Amanda Rodewald, the director of conservation science at Cornell University’s Lab of Ornithology, pointed out that wildlife officials have culled birds before to save more threatened species. Predatory gulls have been removed to protect endangered terns.

“There’s quite a number of native species that have expanded their range, impacting native species in new areas they’re colonizing,” Rodewald says.

The plight of the Kirtland’s warbler is remarkably similar to that of the spotted owl; it suffers from both a lack of its preferred nesting habitat, a jack pine forest. But is also threatened by the brown-headed cowbird, which has a habit of hoodwinking other birds into raising its young. The female cowbird will often evict eggs from a songbird’s nest, or kill young nestlings, to make room for its own eggs. Federal officials have been removing cowbirds from Kirtland’s warbler nesting areas since about 1972, and this move has largely been credited with improving the songbird’s numbers.

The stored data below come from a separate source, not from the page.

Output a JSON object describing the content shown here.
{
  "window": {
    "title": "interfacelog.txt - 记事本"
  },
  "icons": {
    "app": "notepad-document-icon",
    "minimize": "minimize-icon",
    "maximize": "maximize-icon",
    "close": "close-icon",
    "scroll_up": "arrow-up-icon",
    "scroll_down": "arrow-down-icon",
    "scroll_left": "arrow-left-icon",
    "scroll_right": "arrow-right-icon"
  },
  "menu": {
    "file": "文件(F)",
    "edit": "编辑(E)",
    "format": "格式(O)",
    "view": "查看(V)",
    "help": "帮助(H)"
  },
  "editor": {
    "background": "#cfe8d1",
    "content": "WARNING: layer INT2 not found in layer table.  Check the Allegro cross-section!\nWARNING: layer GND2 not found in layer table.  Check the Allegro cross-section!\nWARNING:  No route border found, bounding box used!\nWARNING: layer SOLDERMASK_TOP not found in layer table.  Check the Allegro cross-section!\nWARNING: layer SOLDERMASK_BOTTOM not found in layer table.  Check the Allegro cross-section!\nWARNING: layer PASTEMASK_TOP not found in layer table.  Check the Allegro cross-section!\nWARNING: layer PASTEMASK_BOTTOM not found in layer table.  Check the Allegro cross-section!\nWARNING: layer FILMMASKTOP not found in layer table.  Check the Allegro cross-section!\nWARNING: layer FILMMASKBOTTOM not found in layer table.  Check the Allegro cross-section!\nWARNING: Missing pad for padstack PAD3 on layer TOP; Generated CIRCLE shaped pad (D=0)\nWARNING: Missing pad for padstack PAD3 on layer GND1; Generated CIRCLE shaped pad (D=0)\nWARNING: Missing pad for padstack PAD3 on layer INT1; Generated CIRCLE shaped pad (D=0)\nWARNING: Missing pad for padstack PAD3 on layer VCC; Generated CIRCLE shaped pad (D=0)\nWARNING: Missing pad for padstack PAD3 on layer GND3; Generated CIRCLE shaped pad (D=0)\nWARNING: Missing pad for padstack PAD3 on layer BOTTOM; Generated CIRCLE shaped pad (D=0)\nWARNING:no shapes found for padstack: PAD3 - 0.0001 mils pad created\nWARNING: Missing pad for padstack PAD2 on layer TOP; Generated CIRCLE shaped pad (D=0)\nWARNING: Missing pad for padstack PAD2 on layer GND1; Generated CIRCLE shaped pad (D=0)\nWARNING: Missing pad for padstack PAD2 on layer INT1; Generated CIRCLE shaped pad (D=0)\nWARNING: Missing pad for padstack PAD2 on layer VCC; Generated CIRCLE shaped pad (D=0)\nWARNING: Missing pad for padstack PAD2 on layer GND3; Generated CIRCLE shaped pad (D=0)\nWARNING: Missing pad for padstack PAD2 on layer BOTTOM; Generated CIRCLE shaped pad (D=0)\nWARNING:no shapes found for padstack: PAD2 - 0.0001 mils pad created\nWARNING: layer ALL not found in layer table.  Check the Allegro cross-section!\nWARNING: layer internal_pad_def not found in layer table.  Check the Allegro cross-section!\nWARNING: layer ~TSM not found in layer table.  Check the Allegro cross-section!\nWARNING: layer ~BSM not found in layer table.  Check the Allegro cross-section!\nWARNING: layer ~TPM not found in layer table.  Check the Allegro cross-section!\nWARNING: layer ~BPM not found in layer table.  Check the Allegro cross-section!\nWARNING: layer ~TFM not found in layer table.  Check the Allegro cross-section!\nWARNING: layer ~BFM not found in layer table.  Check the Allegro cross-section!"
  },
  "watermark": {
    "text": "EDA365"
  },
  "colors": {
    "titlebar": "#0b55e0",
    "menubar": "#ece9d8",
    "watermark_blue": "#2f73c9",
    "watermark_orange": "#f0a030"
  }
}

But some say culling distracts from the real issues. Bob Sallinger, the conservation director for the Audubon Society of Portland, Ore., says his organization recognizes that habitat loss has created a situation where the barred owl is contributing to the spotted owl’s woes. Preserving the spotted owl and its native old growth forests is of the highest priority.

But “we remain unconvinced that this strategy, which will result in the death of thousands of barred owls will be effective, and we are deeply concerned that the Fish and Wildlife Service continues to do an inadequate job of protecting old habitat,” Sallinger wrote in an email.

The Audubon chapter is particularly concerned by the fact that Congress is currently considering changes to Oregon forest lands that could also further jeopardize spotted owls, according to Sallinger.

“To move forward with killing barred owls while continuing to do an inadequate job of address the habitat loss issues that jeopardized the spotted owl in the first place makes no sense,” Sallinger says.

Rodewald acknowledged that there are fears that culling can be seen as a distraction from habitat preservation, but said the situation with the spotted owl has gotten so dire that stop-gap measures like culling might be appropriate. It is partially because the spotted owl’s range is so limited that the barred owl’s presence is so destructive. At any rate, she says, USFWS is trying out the strategy as an experiment.

Federal wildlife officials are “not going in saying, ‘this is what we’re gonna do forever,’ they’re going in to evaluate how effective that approach is,” Rodewald says.